Le point de vue des organisateurs du jeu : estimer le nombre de survivants
Le jeu du pont est le 5ème et avant-dernier jeu de la partie. Il doit donc fournir les finalistes qui ne doivent pas être trop nombreux. Idéalement, ils doivent être en nombre pair pour faire des équipes pour jouer au jeu du calamar (squid game). Il peut être intéressant pour les organisateurs d’avoir une technique pour estimer le nombre de gagnants et éventuellement ajuster certains paramètres comme le nombre de plateformes.
Dans un premier temps, on peut penser à réaliser un large échantillon de parties simulées à l’aide du programme précédent et à conserver à chaque fois le nombre de survivants. Il est alors aisé de calculer le nombre moyen de survivants dans l’échantillon. Et bien sûr plus l’échantillon est large et plus la moyenne sera significative. C’est un procédé classique appelé "loi des grands nombres". Elle permet d’interpréter la probabilité comme une fréquence de réalisation, justifiant ainsi le principe des sondages, et présentant l’espérance comme une moyenne. Plus formellement, elle signifie que la moyenne empirique, calculée sur les valeurs d’un échantillon, converge vers l’espérance lorsque la taille de l’échantillon tend vers l’infini (autrement dit est "suffisamment grand").

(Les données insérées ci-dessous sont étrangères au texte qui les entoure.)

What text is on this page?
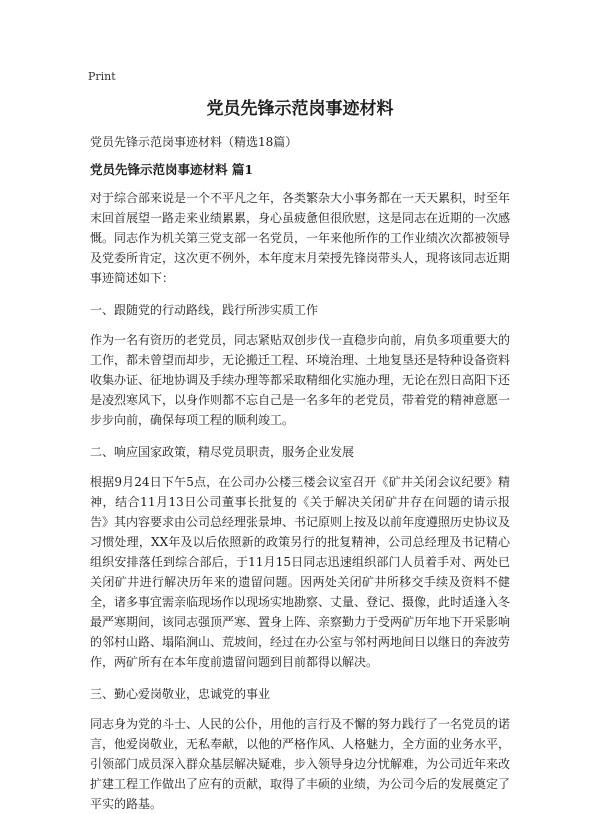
Print
党员先锋示范岗事迹材料
党员先锋示范岗事迹材料（精选18篇）
党员先锋示范岗事迹材料 篇1

对于综合部来说是一个不平凡之年，各类繁杂大小事务都在一天天累积，时至年末回首展望一路走来业绩累累，身心虽疲惫但很欣慰，这是同志在近期的一次感慨。同志作为机关第三党支部一名党员，一年来他所作的工作业绩次次都被领导及党委所肯定，这次更不例外，本年度末月荣授先锋岗带头人，现将该同志近期事迹简述如下：

一、跟随党的行动路线，践行所涉实质工作

作为一名有资历的老党员，同志紧贴双创步伐一直稳步向前，肩负多项重要大的工作，都未曾望而却步，无论搬迁工程、环境治理、土地复垦还是特种设备资料收集办证、征地协调及手续办理等都采取精细化实施办理，无论在烈日高阳下还是凌烈寒风下，以身作则都不忘自己是一名多年的老党员，带着党的精神意愿一步步向前，确保每项工程的顺利竣工。

二、响应国家政策，精尽党员职责，服务企业发展

根据9月24日下午5点，在公司办公楼三楼会议室召开《矿井关闭会议纪要》精神，结合11月13日公司董事长批复的《关于解决关闭矿井存在问题的请示报告》其内容要求由公司总经理张景坤、书记原则上按及以前年度遵照历史协议及习惯处理，XX年及以后依照新的政策另行的批复精神，公司总经理及书记精心组织安排落任到综合部后，于11月15日同志迅速组织部门人员着手对、两处已关闭矿井进行解决历年来的遗留问题。因两处关闭矿井所移交手续及资料不健全，诸多事宜需亲临现场作以现场实地勘察、丈量、登记、摄像，此时适逢入冬最严寒期间，该同志强顶严寒、置身上阵、亲察勤力于受两矿历年地下开采影响的邻村山路、塌陷涧山、荒坡间，经过在办公室与邻村两地间日以继日的奔波劳作，两矿所有在本年度前遗留问题到目前都得以解决。

三、勤心爱岗敬业，忠诚党的事业

同志身为党的斗士、人民的公仆，用他的言行及不懈的努力践行了一名党员的诺言，他爱岗敬业，无私奉献，以他的严格作风、人格魅力，全方面的业务水平，引领部门成员深入群众基层解决疑难，步入领导身边分忧解难，为公司近年来改扩建工程工作做出了应有的贡献，取得了丰硕的业绩，为公司今后的发展奠定了平实的路基。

On peut faire des retouches au programme pour supprimer les informations relatives aux succès et aux échecs des concurrents lors des parties. Ces données sont inutiles. La seule donnée à exploiter est alors le nombre de survivants que l’on trouve après return dans la fonction squidgame.
La fonction main stocke le nombre de survivants de toutes les parties de l’échantillon dans une liste l que l’on remplit avec la commande l.append...
La fonction moyenne calcule la moyenne empirique après avoir appelé la fonction main qui appelle elle-même la fonction squidgame. Ce programme Python est assez facile à réaliser, y compris pour des élèves.
- import random
- def squidgame(joueurs,trappes):
- a = 1
- while trappes != 0 :
- pb_de_succes = random.randint(0, 1)
- if a != joueurs + 1 :
- if pb_de_succes == 0 :
- a += 1
- trappes -= 1
- else :
- trappes -= 1
- else :
- return 0
- survivants = joueurs - a + 1
- return survivants
- def main(nb):
- l = []
- for i in range(nb):
- survivants = squidgame(16,18)
- l.append(survivants)
- return l
- def moyenne(n):
- a = main(n)
- somme=0
- for i in range(n):
- somme += a[i]
- moyenne= somme/n
- print(a,moyenne)
On peut tester le programme avec un échantillon de 10 millions de parties. On trouve alors une moyenne voisine de 7, à savoir exactement 7.0016231 en ce qui me concerne. En moyenne, il y aurait donc environ 7 survivants à ce jeu.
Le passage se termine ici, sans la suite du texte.